Ce real people, en outre, est loin d’être méséduqué politiquement : il a l’habitude des réunions publiques, de la «  deliberative democracy  » à la base, de la prise de parole et des rudiments du débat contradictoire – c’est la version Palin et américaine de la «  démocratie participative  » qui a, pour elle, l’avantage d’être depuis deux siècles ancrée dans des mœurs politiques populaires et non d’être une invention sociologique. De fait, ce real people accuse souvent «  Washington  » de bloquer le vrai débat public, de les rendre «  sans voix  ».

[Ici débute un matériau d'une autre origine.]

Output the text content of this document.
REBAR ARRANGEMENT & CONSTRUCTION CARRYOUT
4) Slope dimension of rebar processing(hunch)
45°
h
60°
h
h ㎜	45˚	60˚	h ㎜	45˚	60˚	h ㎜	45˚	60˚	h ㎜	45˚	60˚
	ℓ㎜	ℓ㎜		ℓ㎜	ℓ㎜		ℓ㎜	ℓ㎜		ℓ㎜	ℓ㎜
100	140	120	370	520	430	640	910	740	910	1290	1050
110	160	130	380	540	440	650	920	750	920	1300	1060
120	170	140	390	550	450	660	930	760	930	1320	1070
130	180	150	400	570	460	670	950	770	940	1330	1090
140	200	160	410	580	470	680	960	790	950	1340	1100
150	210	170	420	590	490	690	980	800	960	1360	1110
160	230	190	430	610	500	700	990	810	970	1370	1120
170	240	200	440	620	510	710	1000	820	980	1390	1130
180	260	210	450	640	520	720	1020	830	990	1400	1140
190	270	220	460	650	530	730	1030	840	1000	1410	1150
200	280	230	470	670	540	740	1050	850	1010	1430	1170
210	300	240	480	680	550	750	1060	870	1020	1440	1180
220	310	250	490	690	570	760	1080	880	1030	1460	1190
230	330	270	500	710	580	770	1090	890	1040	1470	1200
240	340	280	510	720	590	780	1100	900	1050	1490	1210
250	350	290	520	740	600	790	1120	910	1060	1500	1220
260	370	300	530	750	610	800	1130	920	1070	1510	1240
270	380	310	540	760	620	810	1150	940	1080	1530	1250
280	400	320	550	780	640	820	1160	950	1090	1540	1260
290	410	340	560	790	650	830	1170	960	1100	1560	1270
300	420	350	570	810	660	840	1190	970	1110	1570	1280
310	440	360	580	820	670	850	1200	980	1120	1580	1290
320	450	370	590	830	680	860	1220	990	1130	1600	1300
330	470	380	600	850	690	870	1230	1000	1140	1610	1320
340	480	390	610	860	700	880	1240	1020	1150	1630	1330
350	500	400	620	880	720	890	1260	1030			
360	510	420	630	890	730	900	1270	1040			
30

Madame Palin, comme Perón, Juan et Eva, prête donc sa voz à une classe large et méprisée, aux revendications aussi disparates que sont leurs barrios locaux, variant de district en district, d’État en État, souvent contradictoires quand on les compare point par point, un peuple hétérogène (comme j’ai pu le constater à plusieurs meetings, par exemple gays et motards et ménagères côte à côte à Cheyenne), en somme une pluralité plébéienne dont le disparate humain, en raison de l’éventail de ses revendications ou complaints, loin d’être une faiblesse est une force politique performante – pour qui sait opérer la transformation; et à qui on dit : voilà ceux qui sont vos ennemis, et si vous pouvez avoir leurs néons, vous n’avez pas à les aimer pour autant, ce sont des trucs à eux mais qui peuvent vous aider à mieux vivre.

Les conseillers de Madame Palin ont lu Señor Laclau de près, de très près, et j’y reviendrai dans mon Capitol Rhétorique[[A paraître, éditions François Bourin, 2011.]]. Elle avance d’un pas mesuré : pas un trébuchement depuis sa défaite à elle.

En attendant, muchas gracias au tango de nous avoir fait entendre la voix du pueblo et percevoir comment, en France, la gauche est tentée par le populisme, et par le golpisme de la prise du pouvoir, sans en comprendre les ressorts rhétoriques, et la marche mesurée.